Questo ci fa capire che la scelta dell’uno o dell’altro campo ideologico, in realtà, non è una vera scelta, perché la matrice valoriale di fondo è appunto sempre quella liberista. Difendere a parole il diritto al lavoro, e nel mentre ignorare la Costituzione economica, proponendo tagli alla spesa pubblica, privatizzazioni e globalizzazione (con ampie cessioni di sovranità nazionale), non è molto diverso dal proporre le stesse ricette, parlando però retoricamente di difesa dei confini e della famiglia (e rimanendo sostanzialmente in silenzio sulle cessioni di sovranità nazionale).
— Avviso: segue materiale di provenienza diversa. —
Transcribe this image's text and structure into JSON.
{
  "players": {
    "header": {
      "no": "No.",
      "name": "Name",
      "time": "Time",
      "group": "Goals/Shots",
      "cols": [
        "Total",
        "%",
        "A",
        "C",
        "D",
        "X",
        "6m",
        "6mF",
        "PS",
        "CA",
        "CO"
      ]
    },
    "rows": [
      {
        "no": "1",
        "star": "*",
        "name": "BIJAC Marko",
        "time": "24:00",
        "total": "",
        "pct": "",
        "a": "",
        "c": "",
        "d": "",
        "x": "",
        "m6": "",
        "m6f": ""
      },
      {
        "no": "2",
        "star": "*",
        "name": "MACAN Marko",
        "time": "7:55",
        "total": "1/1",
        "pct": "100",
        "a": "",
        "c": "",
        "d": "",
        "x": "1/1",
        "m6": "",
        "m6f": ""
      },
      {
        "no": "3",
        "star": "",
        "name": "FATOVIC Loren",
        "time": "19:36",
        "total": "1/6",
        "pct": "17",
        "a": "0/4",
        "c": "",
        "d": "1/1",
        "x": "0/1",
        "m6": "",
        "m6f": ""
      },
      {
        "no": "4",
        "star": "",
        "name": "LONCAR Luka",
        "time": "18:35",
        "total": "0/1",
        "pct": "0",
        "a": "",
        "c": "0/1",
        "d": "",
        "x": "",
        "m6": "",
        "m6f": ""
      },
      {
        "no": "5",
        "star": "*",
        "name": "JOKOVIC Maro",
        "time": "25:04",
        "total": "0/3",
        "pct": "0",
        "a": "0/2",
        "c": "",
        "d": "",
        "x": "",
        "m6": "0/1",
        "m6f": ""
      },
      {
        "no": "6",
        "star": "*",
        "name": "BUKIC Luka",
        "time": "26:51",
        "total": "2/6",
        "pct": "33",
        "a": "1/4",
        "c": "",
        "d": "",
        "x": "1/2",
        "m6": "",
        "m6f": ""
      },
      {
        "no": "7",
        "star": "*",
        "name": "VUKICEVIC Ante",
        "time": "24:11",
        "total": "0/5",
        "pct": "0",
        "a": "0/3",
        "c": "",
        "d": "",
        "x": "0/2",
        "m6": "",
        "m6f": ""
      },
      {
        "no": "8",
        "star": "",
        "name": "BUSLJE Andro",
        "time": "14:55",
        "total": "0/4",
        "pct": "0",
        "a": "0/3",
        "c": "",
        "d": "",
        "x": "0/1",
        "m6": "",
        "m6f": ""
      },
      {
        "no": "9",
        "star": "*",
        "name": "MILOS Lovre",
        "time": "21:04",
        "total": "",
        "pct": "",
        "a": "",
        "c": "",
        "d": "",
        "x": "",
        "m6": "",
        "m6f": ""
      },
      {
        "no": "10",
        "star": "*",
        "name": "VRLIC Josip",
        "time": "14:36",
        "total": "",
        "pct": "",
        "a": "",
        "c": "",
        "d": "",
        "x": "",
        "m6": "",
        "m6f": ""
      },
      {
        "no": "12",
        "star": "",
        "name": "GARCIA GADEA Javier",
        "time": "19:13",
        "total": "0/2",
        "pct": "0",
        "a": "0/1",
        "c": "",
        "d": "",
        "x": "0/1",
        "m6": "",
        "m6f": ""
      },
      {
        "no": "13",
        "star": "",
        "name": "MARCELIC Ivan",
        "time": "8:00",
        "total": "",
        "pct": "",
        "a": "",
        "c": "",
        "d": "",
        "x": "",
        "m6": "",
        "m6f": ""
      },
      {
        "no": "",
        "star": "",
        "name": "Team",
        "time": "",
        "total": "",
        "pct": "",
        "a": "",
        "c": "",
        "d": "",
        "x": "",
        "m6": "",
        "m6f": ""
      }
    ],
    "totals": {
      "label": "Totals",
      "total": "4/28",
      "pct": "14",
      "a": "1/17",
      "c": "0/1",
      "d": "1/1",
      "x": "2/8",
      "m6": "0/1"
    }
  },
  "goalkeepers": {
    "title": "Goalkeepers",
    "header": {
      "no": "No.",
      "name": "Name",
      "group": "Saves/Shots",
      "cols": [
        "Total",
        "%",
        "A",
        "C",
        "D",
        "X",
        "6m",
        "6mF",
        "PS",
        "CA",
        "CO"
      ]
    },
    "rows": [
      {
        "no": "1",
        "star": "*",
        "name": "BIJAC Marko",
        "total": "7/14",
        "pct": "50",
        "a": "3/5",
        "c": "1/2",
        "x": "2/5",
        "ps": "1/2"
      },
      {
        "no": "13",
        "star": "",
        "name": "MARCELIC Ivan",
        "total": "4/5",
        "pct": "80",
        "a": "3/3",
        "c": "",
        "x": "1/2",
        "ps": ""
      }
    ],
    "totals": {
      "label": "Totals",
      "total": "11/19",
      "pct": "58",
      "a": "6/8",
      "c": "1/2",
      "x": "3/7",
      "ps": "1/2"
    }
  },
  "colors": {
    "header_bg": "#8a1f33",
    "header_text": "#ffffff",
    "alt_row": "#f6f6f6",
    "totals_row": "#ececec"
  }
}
Dunque “destra” e “sinistra” oggi sono contenitori interscambiabili, perché il contenuto fondamentalmente è il medesimo. Perciò, se davvero si vogliono fare dei puntellamenti ideologici per marcare delle differenze, le categorie anzidette sono del tutto inutili e ingannevoli, assumendosi invece come utili quelle che fanno riferimento alla propugnazione e al perseguimento di politiche realmente anti-capitalistiche e populiste. Sicché, per esempio, è ancora utile la contrapposizione ideologica tra socialismo e liberismo. E non importa poi che questo socialismo sia proposto dai partiti della cosiddetta destra o della cosiddetta sinistra. Importa che il programma politico, il bagaglio dei valori sia coerente con l’anti-capitalismo, la democrazia popolare e miri alla demolizione dei pilastri del liberismo. Pertanto solo l’attenta analisi dell’asse portante ideologico delle forze politiche e del loro comportamento pratico nell’amministrazione della cosa pubblica, può aiutarci a comprendere se la forza politica sotto esame è davvero informata alla tutela della democrazia popolare e della sovranità nazionale (e dunque in ultimo, degli interessi nazionali), ovvero persegua politiche liberiste e dunque fondamentalmente anti-nazionali e anti-popolari. Che poi tale forza si autoproclami di destra o di sinistra è – ripeto – del tutto irrilevante.